In the early 2010's, a pro-Russian president was elected in Ukraine. Accusations quickly came from the west about how corrupt he was. (Almost certainly true, everyone in Ukraine is corrupt.)

And extremely violent street riots "spontaneously" erupted in Kyiv. (We now know that they were facilitated and engineered to some extent by the US and other allied governments like the British.) The Ukrainian security services turned on the president and his pro-Russian government was replaced by a pro-western government in a coup. The old CIA regime-change playbook.

The Russians perceived these events as very much against their national interests and the Russian military replied by seizing Crimea in an almost bloodless 2014 takeover. (Crimea is ~90% ethnic Russians and was part of the RSFSR (Russian Soviet Federated Socialist Republic) until the 1950's when the Soviet Union's central government transferred it to what was then the subordinate Ukrainian Soviet Socialist Republic.)

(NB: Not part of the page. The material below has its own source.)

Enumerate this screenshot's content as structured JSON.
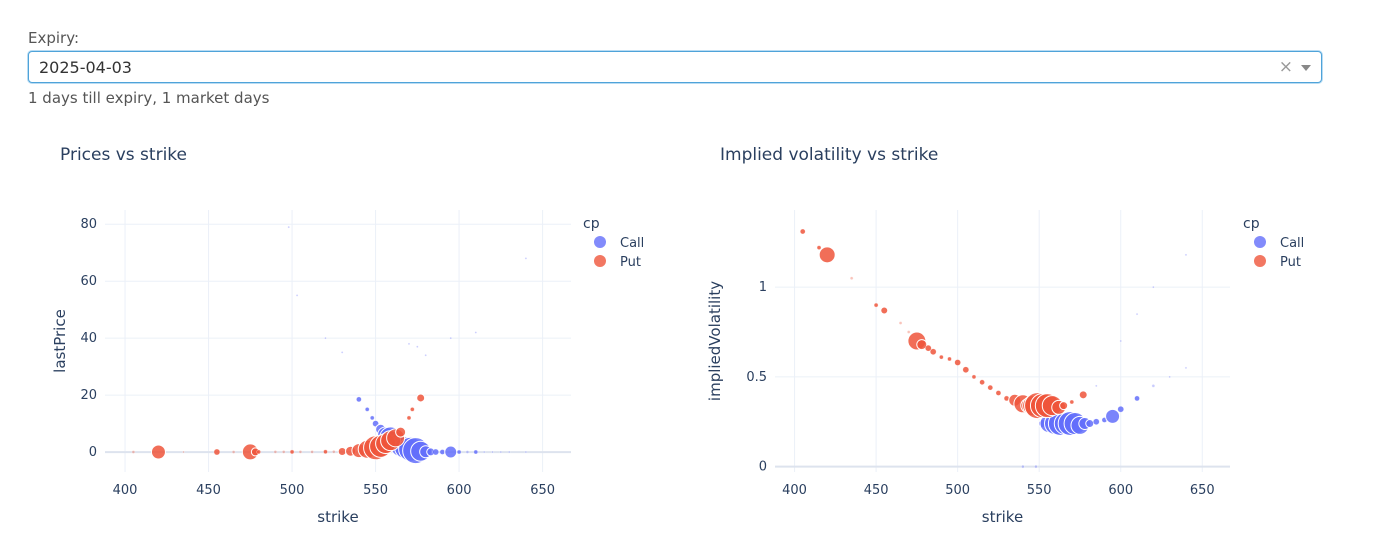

The pro-western Ukrainian government started agitating strongly to join NATO. The US and some (not all) of the Europeans started talking about how Ukrainian NATO membership was inevitable. Russia strongly objected. NATO got its back up and started posturing: Nobody tells us who can and can't join NATO! Russia announced that Ukraine joining a hostile military alliance whose only apparent purpose is to threaten Russia would be an intolerable threat to Russian national interests and would mean war.

Russia warned of war repeatedly. And many in the NATO capitals dismissed the warnings as bluster and bluff. So they kept pushing. And Russia crossed the border in February 2022.

That's how things are seen in Russia. In their eyes, the war was forced on them by foreign enemies who have been pushing against vital Russian national interests for decades.

A big part of the problem here in the US and Europe is that our rulers have somehow made the Ukrainian point of view the only one heard in our media. Anyone who takes any cognizance of the Russian point point of view is accused of repeating "Russian talking-points" (so what?) or even of being a "Russian asset" (tantamount to being a spy I guess). (Why doesn't mouthing Ukrainian 'talking points' make people 'Ukrainian assets'?)

The thing is, a negotiated settlement of the war will only happen if both sides' concerns are addressed. I think that President Trump and his people are trying to do that and that they are to be applauded for their efforts to halt the biggest war in Europe since World War II, a war that is killing and maiming hundreds of thousands of young men.